We grin at each other.
“I’m glad we ran into each other again,” she says. “You know it’s only been a week, but I’ve made good on my oath.”
“Going to need to do better than a week to impress me.”
“You seem hard to impress.”
“Nah, just giving you shit,” I focus on the delicate curve of her slender neck, the full, dark lashes that dance over her cheeks as she scans more junk. She radiates playful energy that’s hard to ignore.
“Well, I’m giving up fuckboys for food. So, it shouldn’t be that hard to stick to.”
“I guess I should start a bad habit to keep up?”
She turns to me with two boxes of Famous Amos cookies and hands me one. “You’ll thank me later.”
“I could thank you now. That is, if I woke up this morning and thought, ‘today is a good day to die.’”
“Oh shit, these have nuts in them,” she says, scanning the ingredients. “I may just be too dangerous for you to know.”
“Nah, I can handle you.”
“Think so, huh? Challenge accepted. Shop with me.”
It’s the longest grocery store trip of my whole fucking life. Snails have a faster pace than Laney with a shopping cart.
She literally weighs every decision she makes for ten minutes, and not only that, an aisle after a decision is made, if she finds something she wants more or a better ‘steal’, we have to double back to put it back exactly where we got it because she was taught better. I run my hands through my hair so many times, I feel like I’m balding by the time we make it to frozen foods. But it’s her smile and her laugh that keep me from bolting. It’s the energy I’m feeling that keeps me with her, though I’m fairly sure everything I have is hot and wilted.

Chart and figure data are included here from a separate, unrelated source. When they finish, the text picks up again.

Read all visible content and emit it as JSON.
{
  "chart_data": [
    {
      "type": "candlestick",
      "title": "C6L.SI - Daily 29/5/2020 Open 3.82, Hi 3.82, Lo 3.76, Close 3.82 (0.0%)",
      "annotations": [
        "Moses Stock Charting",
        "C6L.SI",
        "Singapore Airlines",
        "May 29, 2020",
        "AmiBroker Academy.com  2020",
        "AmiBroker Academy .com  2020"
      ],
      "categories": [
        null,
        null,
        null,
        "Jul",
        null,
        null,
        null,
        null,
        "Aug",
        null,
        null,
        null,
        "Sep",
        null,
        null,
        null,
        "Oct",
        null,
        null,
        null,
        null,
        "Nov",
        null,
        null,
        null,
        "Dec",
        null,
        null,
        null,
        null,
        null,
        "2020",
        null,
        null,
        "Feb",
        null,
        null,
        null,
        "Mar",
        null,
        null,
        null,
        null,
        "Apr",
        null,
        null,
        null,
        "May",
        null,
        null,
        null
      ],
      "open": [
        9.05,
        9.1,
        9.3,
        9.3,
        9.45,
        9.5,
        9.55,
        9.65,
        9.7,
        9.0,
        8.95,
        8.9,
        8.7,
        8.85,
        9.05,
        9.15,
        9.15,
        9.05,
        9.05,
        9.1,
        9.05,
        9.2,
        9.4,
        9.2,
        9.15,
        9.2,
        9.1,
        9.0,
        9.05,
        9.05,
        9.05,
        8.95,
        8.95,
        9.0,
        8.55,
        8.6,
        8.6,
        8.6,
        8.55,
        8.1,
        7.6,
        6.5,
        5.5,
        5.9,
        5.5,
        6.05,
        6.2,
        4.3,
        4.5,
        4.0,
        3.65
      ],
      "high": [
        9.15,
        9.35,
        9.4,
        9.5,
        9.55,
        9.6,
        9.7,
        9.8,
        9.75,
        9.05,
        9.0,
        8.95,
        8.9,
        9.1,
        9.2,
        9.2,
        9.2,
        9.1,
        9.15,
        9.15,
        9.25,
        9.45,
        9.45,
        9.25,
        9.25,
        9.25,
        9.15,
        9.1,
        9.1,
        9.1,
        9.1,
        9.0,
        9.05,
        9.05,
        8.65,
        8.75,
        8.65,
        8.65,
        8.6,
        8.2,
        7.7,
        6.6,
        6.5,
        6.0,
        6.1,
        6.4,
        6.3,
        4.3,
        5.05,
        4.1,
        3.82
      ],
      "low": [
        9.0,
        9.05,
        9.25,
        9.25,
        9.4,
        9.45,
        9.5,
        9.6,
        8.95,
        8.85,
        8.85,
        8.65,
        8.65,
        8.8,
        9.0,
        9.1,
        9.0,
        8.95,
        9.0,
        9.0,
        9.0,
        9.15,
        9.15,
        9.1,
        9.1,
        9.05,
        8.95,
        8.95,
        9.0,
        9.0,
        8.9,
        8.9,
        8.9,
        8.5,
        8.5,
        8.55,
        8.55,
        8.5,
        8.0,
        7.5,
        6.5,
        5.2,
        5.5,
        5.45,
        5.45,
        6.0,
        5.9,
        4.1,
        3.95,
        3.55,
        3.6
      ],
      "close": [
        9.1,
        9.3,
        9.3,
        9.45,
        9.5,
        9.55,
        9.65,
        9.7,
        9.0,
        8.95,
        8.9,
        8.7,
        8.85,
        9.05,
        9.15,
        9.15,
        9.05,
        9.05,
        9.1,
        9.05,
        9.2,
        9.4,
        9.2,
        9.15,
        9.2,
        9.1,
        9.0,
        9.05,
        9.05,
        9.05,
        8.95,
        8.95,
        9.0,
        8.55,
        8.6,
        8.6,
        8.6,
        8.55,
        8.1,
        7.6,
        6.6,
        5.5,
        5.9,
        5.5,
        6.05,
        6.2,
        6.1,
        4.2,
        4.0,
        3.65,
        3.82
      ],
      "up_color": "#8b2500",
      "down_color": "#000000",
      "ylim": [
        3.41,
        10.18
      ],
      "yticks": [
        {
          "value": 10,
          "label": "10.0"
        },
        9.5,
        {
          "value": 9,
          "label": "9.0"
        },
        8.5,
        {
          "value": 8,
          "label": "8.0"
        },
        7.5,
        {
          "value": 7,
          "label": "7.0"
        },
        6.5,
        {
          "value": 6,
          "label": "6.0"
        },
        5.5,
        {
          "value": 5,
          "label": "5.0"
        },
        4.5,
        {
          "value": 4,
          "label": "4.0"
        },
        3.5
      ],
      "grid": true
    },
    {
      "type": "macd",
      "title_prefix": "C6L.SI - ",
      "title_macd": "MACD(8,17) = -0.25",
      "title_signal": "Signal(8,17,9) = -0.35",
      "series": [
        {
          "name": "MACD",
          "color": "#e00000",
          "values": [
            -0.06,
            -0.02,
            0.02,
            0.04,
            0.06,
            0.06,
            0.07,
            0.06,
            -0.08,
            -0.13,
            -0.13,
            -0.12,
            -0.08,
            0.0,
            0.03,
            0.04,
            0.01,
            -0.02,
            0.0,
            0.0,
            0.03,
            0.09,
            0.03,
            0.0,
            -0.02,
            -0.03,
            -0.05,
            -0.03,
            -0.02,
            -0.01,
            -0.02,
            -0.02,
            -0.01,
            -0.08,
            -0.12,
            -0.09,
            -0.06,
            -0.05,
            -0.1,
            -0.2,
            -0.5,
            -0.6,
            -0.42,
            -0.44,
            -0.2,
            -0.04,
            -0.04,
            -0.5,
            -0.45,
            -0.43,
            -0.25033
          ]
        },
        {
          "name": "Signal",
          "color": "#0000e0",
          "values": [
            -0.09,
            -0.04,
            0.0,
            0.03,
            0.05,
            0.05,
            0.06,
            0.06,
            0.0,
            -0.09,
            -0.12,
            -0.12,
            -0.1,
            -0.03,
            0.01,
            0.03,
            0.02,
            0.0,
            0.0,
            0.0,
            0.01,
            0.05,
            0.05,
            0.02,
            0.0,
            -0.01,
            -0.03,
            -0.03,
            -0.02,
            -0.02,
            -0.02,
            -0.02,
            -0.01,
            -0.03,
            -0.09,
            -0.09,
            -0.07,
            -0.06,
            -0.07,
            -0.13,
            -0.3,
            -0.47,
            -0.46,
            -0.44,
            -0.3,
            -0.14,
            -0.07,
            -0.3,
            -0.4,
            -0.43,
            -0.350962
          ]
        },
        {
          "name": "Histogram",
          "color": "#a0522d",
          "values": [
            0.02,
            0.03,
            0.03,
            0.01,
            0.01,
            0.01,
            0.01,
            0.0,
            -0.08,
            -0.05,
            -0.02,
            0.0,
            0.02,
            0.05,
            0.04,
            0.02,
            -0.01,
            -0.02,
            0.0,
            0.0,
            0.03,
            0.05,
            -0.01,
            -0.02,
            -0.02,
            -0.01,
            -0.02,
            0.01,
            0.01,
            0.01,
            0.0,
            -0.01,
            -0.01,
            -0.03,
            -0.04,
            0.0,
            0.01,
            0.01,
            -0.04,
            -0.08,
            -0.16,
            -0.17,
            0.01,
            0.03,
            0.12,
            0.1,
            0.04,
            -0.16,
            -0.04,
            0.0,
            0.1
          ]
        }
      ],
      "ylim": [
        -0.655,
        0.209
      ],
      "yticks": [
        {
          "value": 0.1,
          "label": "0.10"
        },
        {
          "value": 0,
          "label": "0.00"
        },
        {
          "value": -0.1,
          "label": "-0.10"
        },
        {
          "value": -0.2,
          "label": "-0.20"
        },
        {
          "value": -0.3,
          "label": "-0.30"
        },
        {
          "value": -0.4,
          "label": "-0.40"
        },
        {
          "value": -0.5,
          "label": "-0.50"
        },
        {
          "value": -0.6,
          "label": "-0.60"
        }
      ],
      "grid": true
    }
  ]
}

When we finally roll out of the store, she turns to me.
“Well, what now?”
I shrug. “Beats me. You’re the one popping up everywhere I am.”
“Bound to happen.” She chews her lip in thought. “Maybe we’re supposed to be friends.”
“Maybe.”
“Give me your number,” she says, unlocking her phone before handing it to me. I type my number in, and she looks at it. “So, Theo?”
“Yeah.”
“As in Theodore?”
I grimace. “Unfortunately.”
“As in Teddy?”
“Absolutely not,” I say with such authority, I’m rewarded with a giggle that strikes me right in the throat.
“Fine, I’ll stick with Houseman. Where you off to?”
“Waiting on my special,” I hold up air quotes, “bus driver.”
“Sorry about that, my mouth can get away from me sometimes.”
“No, really?”
“Smart ass, believe it or not, I’m shy at times around people I don’t know.”